Silencing the Monster
I owe much of my writing development to two professors who taught me the value of editing. Before, I would occasionally toss a word out, or rewrite a stanza or paragraph, but only if the writing was desperately bad, or someone that read it pointed out something ridiculous I had written. For years, I was convinced that what I wrote was the pure text, and beyond fixing a spelling error, writing was to be left alone.
When my poetry professor ripped apart, then helped me recreate a poem, and that piece became the most incredible and complete thing I had ever written, I was convinced. My fiction professor taught me that a writer needs to pay just as much attention to line construction when writing fiction as when writing poetry. The length of the writing should have nothing to do with the attention the writer gives it.
For years, that philosophy helped me write more succinctly, more clearly, and I believe, more potently. I used to write first, edit second. As I became more skilled at editing my own work, I started writing and editing simultaneously. For many years, this was how I’d compose-write a line, edit as I went, change words, change direction, alter the form, finish the text, breathe, edit again.
Somewhere along the way, I got lost. Editing became more important than writing. Files full of half completed stories, random lines or paragraphs became the normal. I couldn’t finish a third of what I started writing, becoming frustrated with the way I was expressing, not what I was expressing. Form becoming meaning, not the vehicle to meaning. I was losing my writing edge, and while the writing I was able to finish was still, in my view, top quality, it was frustrating to watch so many ideas sit unfinished.
There are at least three longer pieces, novel ideas, sitting in files, in similar states of frustrated incompleteness. I have rewritten the same chapters so many times that I finally quit trying. In one story, I wrote myself into a corner in the first five pages. Another, I can see the ideas, how they fit together, but I am not talented enough (yet) to execute them. Going on almost three years since I left the library, and my first book is no closer to completion.
November came rolling, and along with it, National Novel Writing Month. Last year, my brother in law started the challenge to write 50,000 words in one month, and while he did not complete the story, he did complete the words. I am amazed at that! So many words in so short a time. Break it down to just under 1700 words a day, and it seems just as daunting. Still, I wanted to try it, wanted to give myself a tangible goal. I had not been able to write more than 700 words in one sitting for quite a long time, and if I did write that many words, it was never done on consecutive days.

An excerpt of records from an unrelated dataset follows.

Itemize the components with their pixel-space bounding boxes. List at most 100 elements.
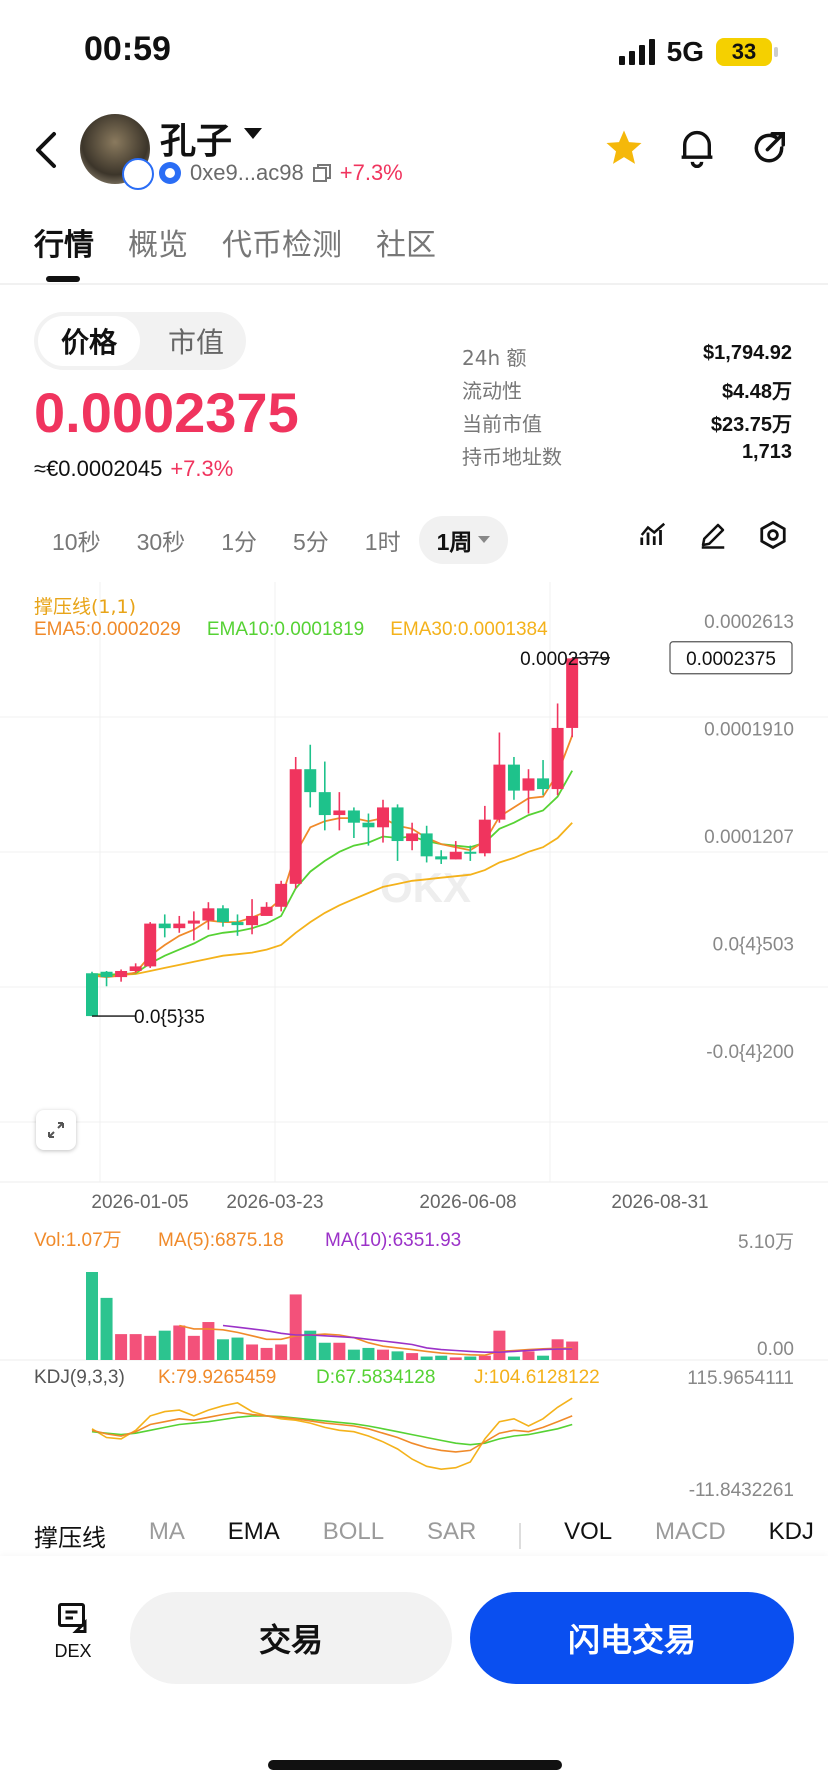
chart-tools: [638, 520, 788, 550]
candle-body: [187, 920, 200, 924]
candle-body: [449, 851, 462, 860]
volume-bar: [377, 1349, 389, 1360]
tab-community[interactable]: 社区: [376, 220, 436, 264]
indicator-divider: [519, 1522, 522, 1549]
indicator-ma[interactable]: MA: [149, 1518, 185, 1553]
token-name[interactable]: 孔子: [160, 112, 232, 164]
candle-body: [173, 923, 186, 929]
indicator-icon[interactable]: [638, 520, 668, 550]
candle-body: [231, 922, 244, 926]
stat-market-cap: 当前市值 $23.75万: [462, 408, 792, 441]
candle-body: [464, 851, 477, 854]
price-chart[interactable]: OKX 0.0002613 0.0001910 0.0001207 0.0{4}503 -…: [0, 582, 828, 1502]
toggle-market-cap[interactable]: 市值: [146, 316, 246, 366]
indicator-sar[interactable]: SAR: [427, 1518, 476, 1553]
dropdown-caret-icon[interactable]: [244, 128, 262, 140]
indicator-support[interactable]: 撑压线: [34, 1518, 106, 1553]
candle-body: [318, 792, 331, 816]
stat-label: 流动性: [462, 379, 522, 403]
interval-1m[interactable]: 1分: [203, 516, 275, 564]
stat-label: 24h 额: [462, 346, 527, 370]
divider: [0, 283, 828, 285]
kdj-tick-label: 115.9654111: [687, 1368, 794, 1389]
date-tick-label: 2026-06-08: [419, 1192, 516, 1213]
candle-body: [406, 833, 419, 842]
stat-label: 持币地址数: [462, 445, 562, 469]
price-tick-label: 0.0{4}503: [713, 935, 794, 956]
kdj-d-label: D:67.5834128: [316, 1367, 435, 1388]
candle-body: [522, 778, 535, 791]
volume-bar: [507, 1356, 520, 1360]
dex-button[interactable]: DEX: [50, 1600, 96, 1662]
candle-body: [333, 810, 346, 816]
flash-trade-button[interactable]: 闪电交易: [470, 1592, 794, 1684]
candle-body: [493, 764, 506, 820]
vol-tick-label: 0.00: [757, 1339, 794, 1360]
ema10-label: EMA10:0.0001819: [206, 619, 365, 640]
dex-icon: [58, 1603, 87, 1633]
share-icon[interactable]: [750, 128, 788, 168]
stat-value: $4.48万: [721, 381, 792, 403]
volume-bar: [231, 1337, 244, 1360]
expand-chart-button[interactable]: [36, 1110, 76, 1150]
back-icon[interactable]: [30, 128, 66, 172]
candle-body: [86, 973, 98, 1017]
bell-icon[interactable]: [678, 128, 716, 168]
kdj-k-label: K:79.9265459: [158, 1367, 276, 1388]
current-price-label: 0.0002375: [686, 649, 776, 670]
indicator-ema[interactable]: EMA: [228, 1518, 280, 1553]
candle-body: [420, 833, 433, 857]
low-price-label: 0.0{5}35: [134, 1007, 205, 1028]
volume-bar: [158, 1330, 171, 1360]
indicator-macd[interactable]: MACD: [655, 1518, 726, 1553]
tab-overview[interactable]: 概览: [128, 220, 188, 264]
token-address: 0xe9...ac98: [190, 160, 304, 185]
interval-30s[interactable]: 30秒: [119, 516, 204, 564]
candle-body: [202, 908, 215, 921]
active-tab-indicator: [46, 276, 80, 282]
vol-ma10-label: MA(10):6351.93: [325, 1230, 461, 1251]
price-tick-label: 0.0001207: [704, 827, 794, 848]
eur-change: +7.3%: [170, 456, 234, 481]
toggle-price[interactable]: 价格: [38, 316, 140, 366]
trade-button[interactable]: 交易: [130, 1592, 452, 1684]
candle-body: [216, 908, 229, 923]
indicator-boll[interactable]: BOLL: [323, 1518, 384, 1553]
candle-body: [100, 971, 113, 978]
current-price: 0.0002375: [34, 381, 299, 444]
dex-label: DEX: [54, 1641, 92, 1661]
candle-body: [507, 764, 520, 791]
indicator-vol[interactable]: VOL: [564, 1518, 612, 1553]
settings-hex-icon[interactable]: [758, 520, 788, 550]
stat-value: $1,794.92: [703, 342, 792, 364]
interval-10s[interactable]: 10秒: [34, 516, 119, 564]
interval-selector: 10秒 30秒 1分 5分 1时 1周: [34, 516, 509, 564]
eur-price: ≈€0.0002045: [34, 456, 163, 481]
interval-5m[interactable]: 5分: [275, 516, 347, 564]
candle-body: [347, 810, 360, 823]
candle-body: [377, 807, 389, 828]
watermark: OKX: [380, 864, 471, 911]
kdj-j-label: J:104.6128122: [474, 1367, 600, 1388]
ema-legend: EMA5:0.0002029 EMA10:0.0001819 EMA30:0.0…: [34, 619, 548, 641]
interval-1h[interactable]: 1时: [347, 516, 419, 564]
draw-pen-icon[interactable]: [698, 520, 728, 550]
date-tick-label: 2026-01-05: [91, 1192, 188, 1213]
volume-bar: [347, 1349, 360, 1360]
volume-bar: [449, 1357, 462, 1360]
interval-1w[interactable]: 1周: [418, 516, 509, 564]
volume-bar: [420, 1356, 433, 1360]
home-indicator: [268, 1760, 562, 1770]
star-icon[interactable]: [604, 128, 644, 168]
volume-bar: [435, 1355, 448, 1360]
volume-bar: [260, 1347, 273, 1360]
tab-market[interactable]: 行情: [34, 220, 94, 264]
stats-panel: 24h 额 $1,794.92 流动性 $4.48万 当前市值 $23.75万 持币地…: [462, 342, 792, 474]
copy-icon[interactable]: [312, 163, 332, 183]
high-price-label: 0.0002379: [520, 649, 610, 670]
volume-bar: [115, 1334, 128, 1360]
tab-token-check[interactable]: 代币检测: [222, 220, 342, 264]
date-tick-label: 2026-03-23: [226, 1192, 323, 1213]
candle-body: [129, 966, 142, 971]
indicator-kdj[interactable]: KDJ: [769, 1518, 814, 1553]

I would edit myself out of half of them. I determined to try anyway.
On November first, I sat at my computer and pulled up a blank page. Bad idea. Nothing came, no idea, no words. I pulled up the story I’d started the week I quit the library, read over it, liked the tone and the direction. I could see the corner I had written myself in, but better yet, a way to get out of that sticky place. I started writing. After forty minutes, I had left a little over 1000 new words on the page. Combined with the original writing, I had just over 3000 total words. I was off and running.
On day 2, the old habits started creeping in. I deleted an entire page, rewrote it, then stopped. I couldn’t let this go on. I was my own worst enemy, my need for a clean text, a near perfect page, was like a monster eating at my creativity. A perfect page was an impossibility and the search for it would never lead me to a complete book. I needed to silence that creature, find some means to lock it up until I finished my goal, finished the story. Then I could let him loose to edit his hungry heart out. I needed rules for writing, something I could come back to when I was frustrated or stuck. They had to be simple, clear, few in number, effective. I came up with five.
1. Remember, you don’t have readers yet (thanks for this tidbit of wisdom, Josh Hanagarne).
2.This is NOT about a perfect text, this is about telling a story.
3. Even if you hate it, write it. You can fix it when the story is done.
4. Trust your ideas, they are good ones.
5. Do NOT harsh edit.
And with those rules written, I was able to shut off the critic in my head and write. I still have moments when I get stuck, need to take a break, but I refuse to re-read what I have put down. I will read the last few sentences from the day before to maintain the tone, get the story back in my head, but I haven’t deleted anything more than a sentence or two in 12 days. I’m on pace to finish. The story is coming, the ideas are there. I’m going to do it, finally.